Robert D. Kaplan writes in The Atlantic: 

  • “……….a leader like Modi demonstrates how the century can also go very wrong when charismatic politicians use modern electoral tactics and technology to create and exploit social divisions, and then pursue their political and economic goals with cold bureaucratic efficiency. And here is why Modi is so important: although he is not his party’s standard-bearer going into this spring’s national elections, his popularity and influence in the BJP mean that he could one day be governing the world’s largest democracy. 
  • Gujarat’s post on a frontier zone of the subcontinent exposed the state to repeated Muslim invasions. Some of the worst depredations came at the hands of the Turco-Persian ruler Mahmud of Ghazni, who swept down from eastern Afghanistan and in 1025 destroyed the seaside Hindu temple of Somnath. During a trip to India last fall, whenever I mentioned the events of 2002 to Hindu nationalists, they would lecture me about the crimes of Mahmud of Ghazni. For these Hindus, the past is alive, as if it happened yesterday. 
  • …….the spread of education made people aware of their own histories, supplying them with grievances that they never had before. “The Hindu poor are blissfully ignorant of Mahmud of Ghazni. It is the middle class that now knows this history,” explained one local human-rights worker. That is why Hindu nationalism is strongest not among the poor and uneducated, but among the professional classes: scientists, software engineers, lawyers, and so on. In the eyes of this new, right-wing cadre of middle- and upper-middle-class Hindus, India was a civilization before it was a state, and while the state has had to compromise with minorities, the civilization originally was unpolluted (purely Hindu, that is)—even if the truth is far more complex. 
  • At 5 p.m. sharp, I was ushered in. Modi sat behind a desk that looked over a long committee table. He wore traditional paijama pants and a long, elegant brown kurta—ironically, the traditional dress of India imported by the Mughals. A row of pens lined his pocket. Rimless glasses rested on his face. He had a clipped and distinguished salt-and-pepper beard. His was a handsome, welcoming visage. A small stack of documents lay in front of him. He thrust them at me before I even asked my first question. “I heard you were interested in development here, so here are your answers.” What he gave me was not the usual promotional brochures, but long lists of sourced statistics put together by an aide. Gujarat had experienced 10.2 percent annual GDP growth since 2002. It had eight new universities. In recent years, almost half the new jobs created in India were in Gujarat. The state ranked first in poverty alleviation, first in electricity generation. 
  • I have met Jimmy Carter, Bill Clinton, and both Bushes. At close range, Modi beats them all in charisma. Whenever he opened his mouth, he suddenly had real, mesmerizing presence. 
  • I wondered if Modi felt differently behind closed doors. By all accounts, after the riots, he manically dedicated himself to development, sleeping less than four hours every night, up at 5 a.m. to check his e-mail and read the local papers, visiting about 3,000 of the 7,000 villages in the state, and empowering the lowest reaches of its bureaucracy through his slogan, “Less government, more governance.” 
  • His words echoed through the empty room. “I have a toll-free number where callers hear my recorded voice and can make complaints against the government, and the relevant department must respond within a week.” 
  • These forces appear sufficiently grounded either to reject Modi at the national level or to contain his worst impulses as he moves—as many expect he will—from Gandhinagar to New Delhi. After all, the churches and bastions in Diu are ruins not because they represent an idea that failed but because they represent no idea at all, whereas India has been an idea since Gandhi’s Salt March in 1930. Either Modi will fit his managerial genius to the service of that idea, or he will stay where he is. Hindus elsewhere in India are less communal-minded than those in Gujarat, and that will be his dilemma”. 

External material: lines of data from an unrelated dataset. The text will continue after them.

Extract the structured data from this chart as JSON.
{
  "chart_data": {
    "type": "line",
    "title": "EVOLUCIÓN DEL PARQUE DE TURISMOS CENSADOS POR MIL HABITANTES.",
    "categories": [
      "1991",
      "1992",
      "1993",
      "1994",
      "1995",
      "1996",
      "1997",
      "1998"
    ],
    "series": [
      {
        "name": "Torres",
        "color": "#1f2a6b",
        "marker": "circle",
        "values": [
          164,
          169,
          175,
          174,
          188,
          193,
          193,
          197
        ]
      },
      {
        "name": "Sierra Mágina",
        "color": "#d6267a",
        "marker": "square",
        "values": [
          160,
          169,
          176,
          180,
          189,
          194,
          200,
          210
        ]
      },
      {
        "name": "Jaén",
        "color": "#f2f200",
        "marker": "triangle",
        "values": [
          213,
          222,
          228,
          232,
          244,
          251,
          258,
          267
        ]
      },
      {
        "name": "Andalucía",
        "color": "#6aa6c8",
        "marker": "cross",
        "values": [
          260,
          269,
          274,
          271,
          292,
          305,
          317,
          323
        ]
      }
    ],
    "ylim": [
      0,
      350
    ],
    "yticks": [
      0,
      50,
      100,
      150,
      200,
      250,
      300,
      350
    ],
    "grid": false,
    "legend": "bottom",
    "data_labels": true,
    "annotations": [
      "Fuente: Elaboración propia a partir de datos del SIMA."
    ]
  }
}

article by Ashok V. Desai who writes:

  • “He has reduced the leakage of government revenue that goes all over India into enrichment of politicians and bureaucrats, and diverted it to building up Gujarat’s infrastructure. And out of his own necessity, he has publicized Gujarat’s good administration. Modi’s success is more due to Gujarat than the other way round. But he is an autocrat, and has used his autocratic powers to give Gujarat a considerable competitive advantage over other states. His intellectual equipment is limited, but he has concentrated it in a remarkable manner to rebrand Gujarat, to his own collateral benefit.”